[BILAN 2024 – JEUX VIDEO] « The Legend of Zelda : Echoes of Wisdom » et « Le Vaillant Petit Page », entre aventure meta et gameplay varié, le Zelda-like 2D se réinvente

Avec Breath of the Wild (puis sa suite Tears of the Kingdom), Nintendo a révolutionné la formule vieillissante des Zelda 3D, ce mélange d’exploration, de dungeon-crawling et d’énigmes. En ouvrant ses frontières – littérales, par l’entremise de l’open-world, mais aussi en terme de gameplay, dit « émergent » par l’emploi d’une physique systémique – The Legend of Zelda donnait un coup de fouet à 30 ans d’une recette à succès mais déclinante. Dans son sillage, c’est tout le genre du Zelda-like qui a trouvé un nouveau souffle : les Tunic, Immortal Fenyx Rising ou même Chicory.

En 2024, deux jeux ont continué dans cette voie, en proposant deux variations, voire réinventions, du Zelda-like, en 2D cette fois-ci: The Legend of Zelda : Echoes of Wisdom et Le Vaillant Petit Page.

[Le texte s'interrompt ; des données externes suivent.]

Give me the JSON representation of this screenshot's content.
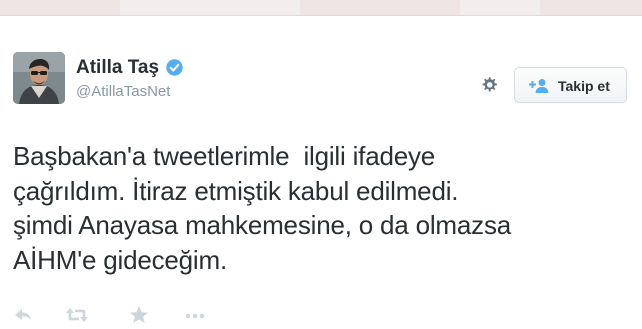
{
  "user": {
    "display_name": "Atilla Taş",
    "handle": "@AtillaTasNet",
    "verified_icon": "verified-badge-icon"
  },
  "header": {
    "settings_icon": "gear-icon",
    "follow_icon": "add-user-icon",
    "follow_label": "Takip et"
  },
  "tweet": {
    "lines": [
      "Başbakan'a tweetlerimle  ilgili ifadeye",
      "çağrıldım. İtiraz etmiştik kabul edilmedi.",
      "şimdi Anayasa mahkemesine, o da olmazsa",
      "AİHM'e gideceğim."
    ]
  },
  "actions": [
    {
      "name": "reply-icon"
    },
    {
      "name": "retweet-icon"
    },
    {
      "name": "favorite-star-icon"
    },
    {
      "name": "more-icon"
    }
  ],
  "colors": {
    "text": "#292f33",
    "muted": "#8899a6",
    "verified": "#55acee",
    "icons_muted": "#ccd6dd",
    "follow_icon": "#55acee"
  }
}
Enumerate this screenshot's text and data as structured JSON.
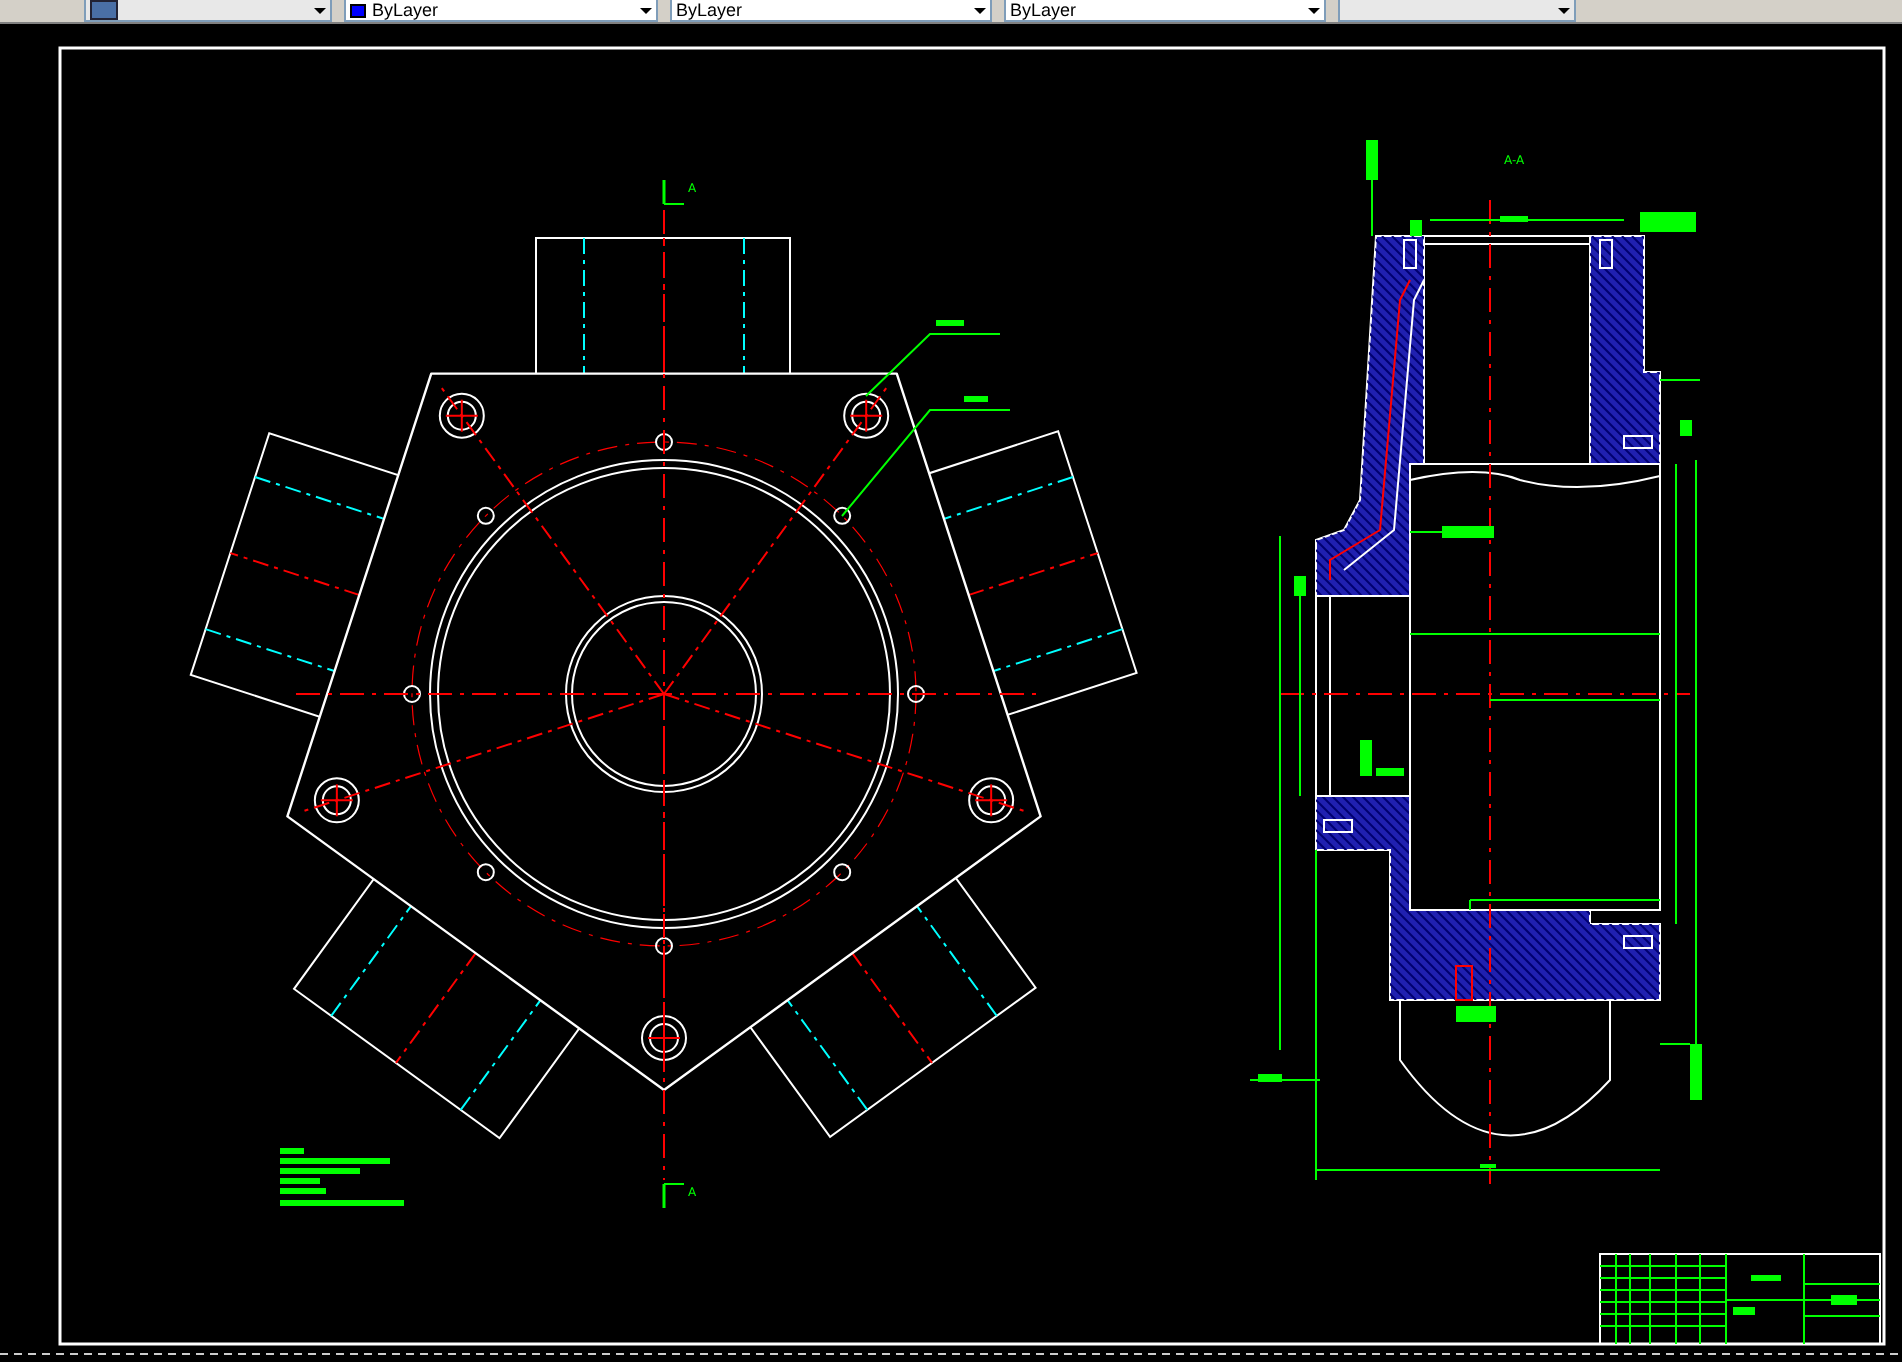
{
  "toolbar": {
    "dropdowns": [
      {
        "kind": "layer"
      },
      {
        "kind": "color",
        "value": "ByLayer",
        "color": "#0000ff"
      },
      {
        "kind": "plain",
        "value": "ByLayer"
      },
      {
        "kind": "plain",
        "value": "ByLayer"
      },
      {
        "kind": "plain"
      }
    ]
  },
  "drawing": {
    "section_marks": [
      {
        "label": "A"
      },
      {
        "label": "A"
      }
    ],
    "section_title": "A-A"
  }
}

Pour le premier, c’est la suite logique des efforts entamés dans les jeux Zelda 3D, mais adaptés au format 2D. Vu de prime abord comme un épisode mineur de la saga, Echoes of Wisdom se révèle pourtant un jeu d’une grande inventivité. En prenant en main Zelda plutôt que le héros Link, le joueur ne peut plus se battre avec les mêmes armes que par le passé. Exit ou presque la Master Sword, l’arc et les bombes (qu’on retrouve toutefois grâce à un pouvoir qu’on peut enclencher temporairement en accumulant un certain type d’énergie), la princesse du Royaume d’Hyrule occit moblins, chauves-souris et octorok avec un bâton magique qui produit des répliques d’objets ou créatures tout au long du jeu.

Affublé d’autres capacités, comme celles de s’agripper à distance à une invocation, ou de faire léviter ces mêmes invocations, le bâton magique permet de résoudre toute sorte d’énigmes et de venir à bout de n’importe quels donjons, supplantant les objets historiques de la saga (du bracelet de force au bouclier miroir). Chaque énigme, chaque donjon, chaque combat de boss se résout alors de multiples manières, que vous invoquiez un chevalier en armure, une série de lits superposés ou une dalle volante.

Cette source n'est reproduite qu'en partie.